Gustavo Capanema (1900-1985)
A Revolta de 1932
  A radicalização política dos tenentes representou o seu maior perigo para Getúlio em 25 de fevereiro de 1932, quando foi destruído, na cidade do Rio de Janeiro, um jornal da oposição ao Governo Provisório, o Diário Carioca. A recusa de Getúlio de punir os tenentes envolvidos no caso fez com que o Ministro do Trabalho Lindolfo Collor, o Ministro da Justiça Joaquim Maurício Cardoso e o chefe de polícia do Rio de Janeiro, João Batista Luzardo pedissem exoneração de seus cargos. João Neves da Fontoura também rompeu com Getúlio. Batista Luzardo denunciou, em carta, o envolvimento do Governo Provisório no atentado ao Diário Carioca.

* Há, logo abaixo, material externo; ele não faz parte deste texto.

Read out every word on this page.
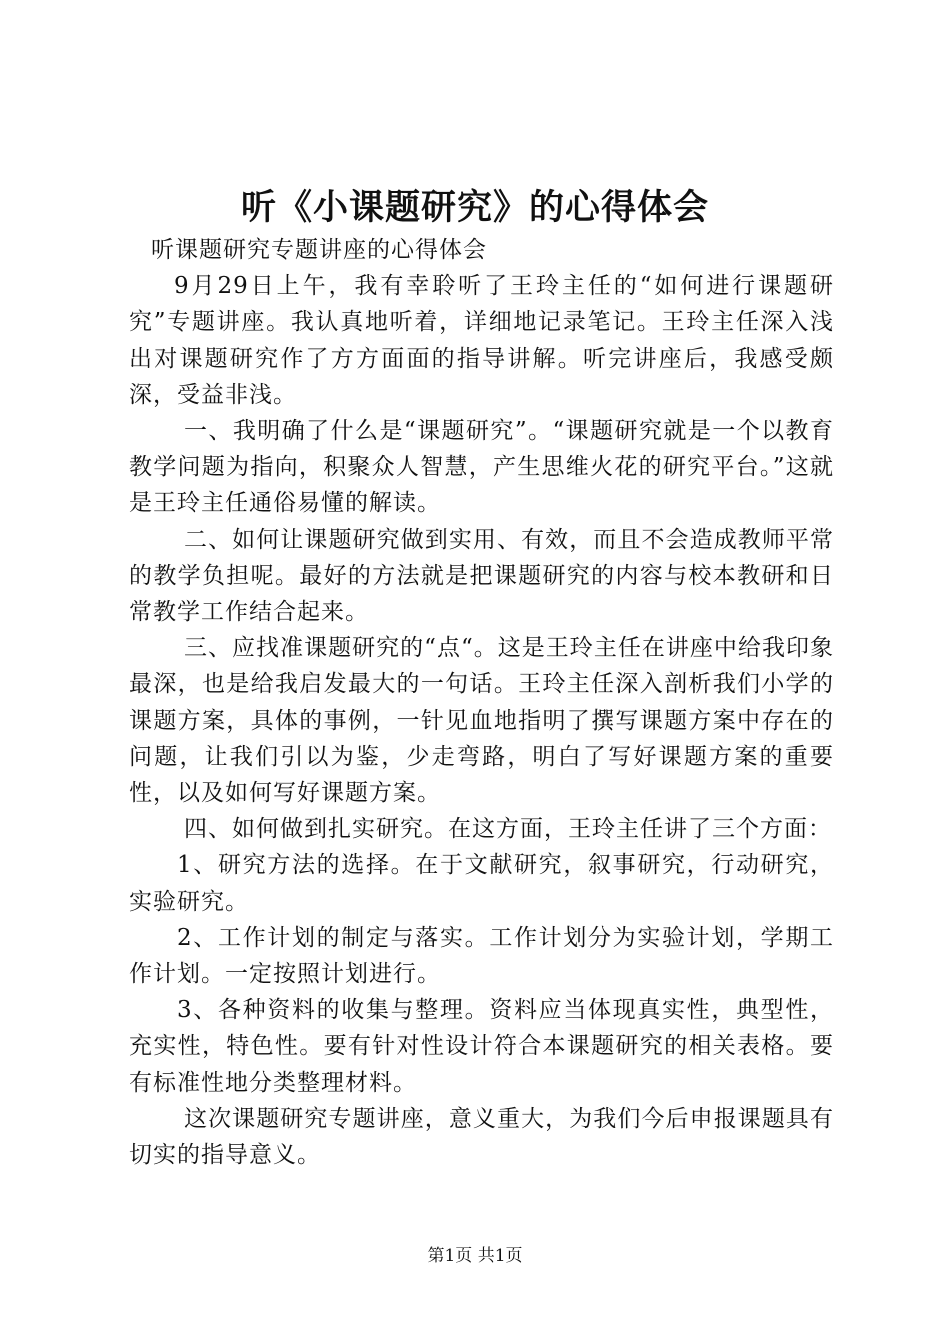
听《小课题研究》的心得体会

听课题研究专题讲座的心得体会

9月29日上午，我有幸聆听了王玲主任的“如何进行课题研究”专题讲座。我认真地听着，详细地记录笔记。王玲主任深入浅出对课题研究作了方方面面的指导讲解。听完讲座后，我感受颇深，受益非浅。

一、我明确了什么是“课题研究”。“课题研究就是一个以教育教学问题为指向，积聚众人智慧，产生思维火花的研究平台。”这就是王玲主任通俗易懂的解读。

二、如何让课题研究做到实用、有效，而且不会造成教师平常的教学负担呢。最好的方法就是把课题研究的内容与校本教研和日常教学工作结合起来。

三、应找准课题研究的“点“。这是王玲主任在讲座中给我印象最深，也是给我启发最大的一句话。王玲主任深入剖析我们小学的课题方案，具体的事例，一针见血地指明了撰写课题方案中存在的问题，让我们引以为鉴，少走弯路，明白了写好课题方案的重要性，以及如何写好课题方案。

四、如何做到扎实研究。在这方面，王玲主任讲了三个方面：

1、研究方法的选择。在于文献研究，叙事研究，行动研究，实验研究。

2、工作计划的制定与落实。工作计划分为实验计划，学期工作计划。一定按照计划进行。

3、各种资料的收集与整理。资料应当体现真实性，典型性，充实性，特色性。要有针对性设计符合本课题研究的相关表格。要有标准性地分类整理材料。

这次课题研究专题讲座，意义重大，为我们今后申报课题具有切实的指导意义。

第1页 共1页
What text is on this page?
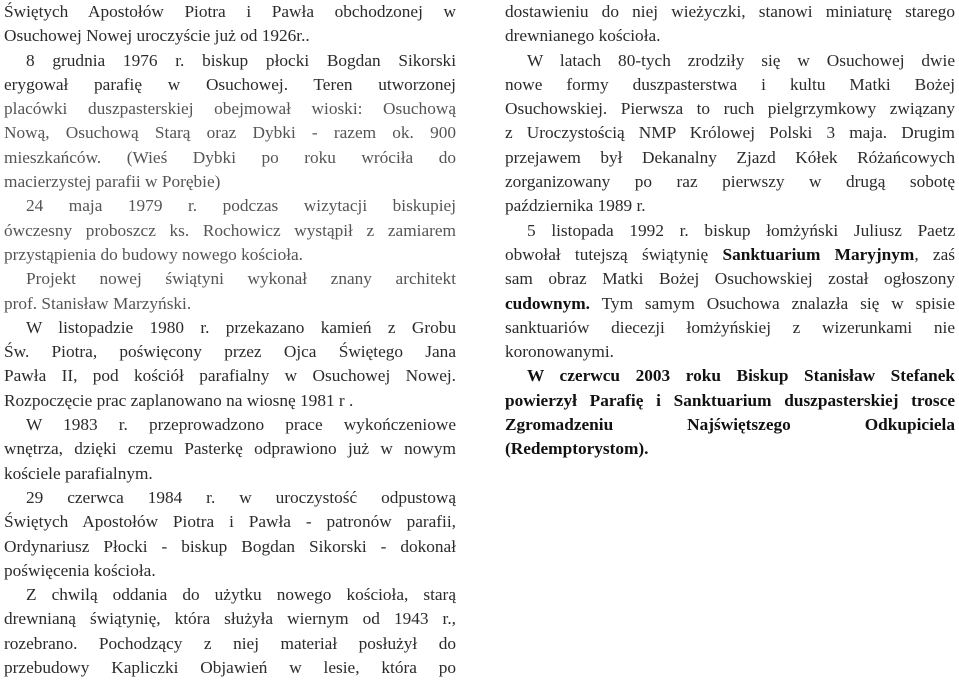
Świętych Apostołów Piotra i Pawła obchodzonej w
Osuchowej Nowej uroczyście już od 1926r..
8 grudnia 1976 r. biskup płocki Bogdan Sikorski
erygował parafię w Osuchowej. Teren utworzonej
placówki duszpasterskiej obejmował wioski: Osuchową
Nową, Osuchową Starą oraz Dybki - razem ok. 900
mieszkańców. (Wieś Dybki po roku wróciła do
macierzystej parafii w Porębie)
24 maja 1979 r. podczas wizytacji biskupiej
ówczesny proboszcz ks. Rochowicz wystąpił z zamiarem
przystąpienia do budowy nowego kościoła.
Projekt nowej świątyni wykonał znany architekt
prof. Stanisław Marzyński.
W listopadzie 1980 r. przekazano kamień z Grobu
Św. Piotra, poświęcony przez Ojca Świętego Jana
Pawła II, pod kościół parafialny w Osuchowej Nowej.
Rozpoczęcie prac zaplanowano na wiosnę 1981 r .
W 1983 r. przeprowadzono prace wykończeniowe
wnętrza, dzięki czemu Pasterkę odprawiono już w nowym
kościele parafialnym.
29 czerwca 1984 r. w uroczystość odpustową
Świętych Apostołów Piotra i Pawła - patronów parafii,
Ordynariusz Płocki - biskup Bogdan Sikorski - dokonał
poświęcenia kościoła.
Z chwilą oddania do użytku nowego kościoła, starą
drewnianą świątynię, która służyła wiernym od 1943 r.,
rozebrano. Pochodzący z niej materiał posłużył do
przebudowy Kapliczki Objawień w lesie, która po
dostawieniu do niej wieżyczki, stanowi miniaturę starego
drewnianego kościoła.
W latach 80-tych zrodziły się w Osuchowej dwie
nowe formy duszpasterstwa i kultu Matki Bożej
Osuchowskiej. Pierwsza to ruch pielgrzymkowy związany
z Uroczystością NMP Królowej Polski 3 maja. Drugim
przejawem był Dekanalny Zjazd Kółek Różańcowych
zorganizowany po raz pierwszy w drugą sobotę
października 1989 r.
5 listopada 1992 r. biskup łomżyński Juliusz Paetz
obwołał tutejszą świątynię Sanktuarium Maryjnym, zaś
sam obraz Matki Bożej Osuchowskiej został ogłoszony
cudownym. Tym samym Osuchowa znalazła się w spisie
sanktuariów diecezji łomżyńskiej z wizerunkami nie
koronowanymi.
W czerwcu 2003 roku Biskup Stanisław Stefanek
powierzył Parafię i Sanktuarium duszpasterskiej trosce
Zgromadzeniu Najświętszego Odkupiciela
(Redemptorystom).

  Em 9 de julho eclodiu na capital paulista uma revolta que rapidamente se expandiu pelo Estado, defendendo oposição ao governo de Getúlio e a convocação da Assembleia Constituinte. Essa revolta também ficou conhecida como Revolução Constitucionalista de 1932. A rebelião tomou ares de autêntica guerra civil para os paulistas, mobilizando a população do Estado.
Charge mostrando o descontentamento dos paulistas com Getúlio
  O Partido Republicano Paulista e o Partido Democrático de São Paulo exigiram o fim da ditadura do "Governo Provisório", a nomeação de um governo "civil e paulista" para ser o interventor do Estado e a promulgação de uma nova Constituição. Os paulistas consideravam que São Paulo estava sendo tratado como terra conquistada e sentiam que a Revolução de 1930 fora feita contra São Paulo. Após a Revolução de 1930, São Paulo estava sendo governada por interventores de outros estados. O tenente-interventor que os paulistas mais detestaram foi João Alberto Lins de Barros, chamado pejorativamente pelos paulistas de "o pernambucano".
João Alberto Lins de Barros (1897-1955)
  Após a morte dos estudantes paulistas a população saíra às ruas protestando contra a presença do ministro Osvaldo Aranha em São Paulo, obrigando Pedro de Toledo a montar um novo secretariado de governo sem a interferência dos tenentes e de Osvaldo Aranha. Esse movimento deflagrou a Revolução de 1932. Foi montado um grande contingente de voluntários civis e militares que travaram uma luta armada contra o Governo Provisório.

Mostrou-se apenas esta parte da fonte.